I think Microsoft is turning into IBM - we're diversifying so much it will be really hard to kill us in all of the spaces we're in.  Is IBM dead?  No.  We're doing a lot of things that Google isn't anywhere near (except perhaps entertaining acquisitions in those areas), and we're very far ahead of them in a lot of that core development.

"The most obvious is Google. There can only be one big man in town, and they're clearly it. Google is the most dangerous company now by far, in both the good and bad senses of the word. Microsoft can at best limp along afterward."

That's just a ridiculous statement.  We've got some catching up to do in search and services, but you also have to realize that in the services area, so much of it is about integrating with existing rich apps and we're decades ahead there.  Especially in the enterprise (I've played with Google's 'enterprise' package and I hereby call it adorable, at best).

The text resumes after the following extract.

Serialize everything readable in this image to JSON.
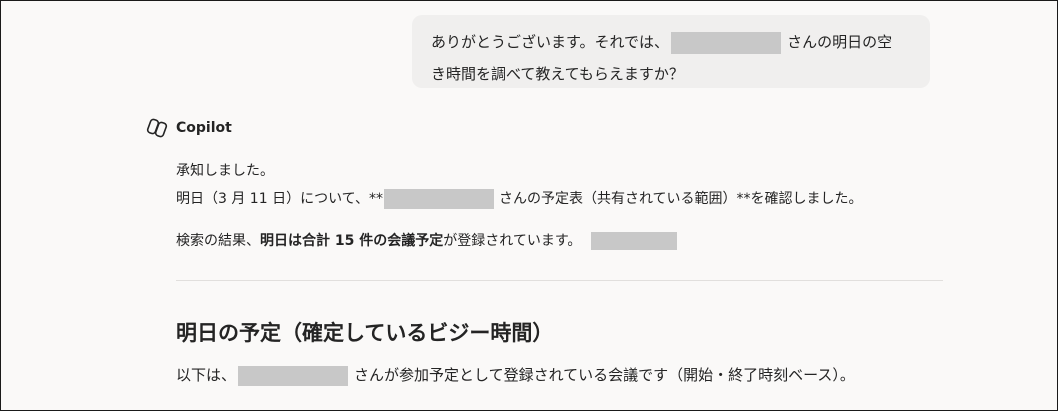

"The third cause of Microsoft's death was broadband Internet. Anyone who cares can have fast Internet access now. And the bigger the pipe to the server, the less you need the desktop."

Bandwidth is still the primary factor hindering services and that's not going to change anytime soon.  It costs too much.  The Internet is far from having enough bandwidth to do full web-based rich clients and we have quite a bit of time to get our story together before we actually need to worry about that.

I think Apple ("the last nail in the coffin") is a bigger threat to us than Google, because as I said above, the web isn't going to be the primary platform for many years.  OSX is a lot more dangerous to our market share (hell, I own an iMac now) and they're especially kicking the shit out of our hardware vendors.

Google's biggest two threats to Microsoft are search/media and pulling away our top talent.  I'm not impressed by MS's search efforts at all (I still use Google), but they're doing a good job of keeping top talent around.  No one at Google's getting sickly rich super fast anymore, and as soon as devs realize that, the playing field will be more even again.

Some good points, but too much of an ultimatum, especially when you look at the most important factor - our ever-increasing bottom line.  If we were dead, wouldn't our profits be stagnant?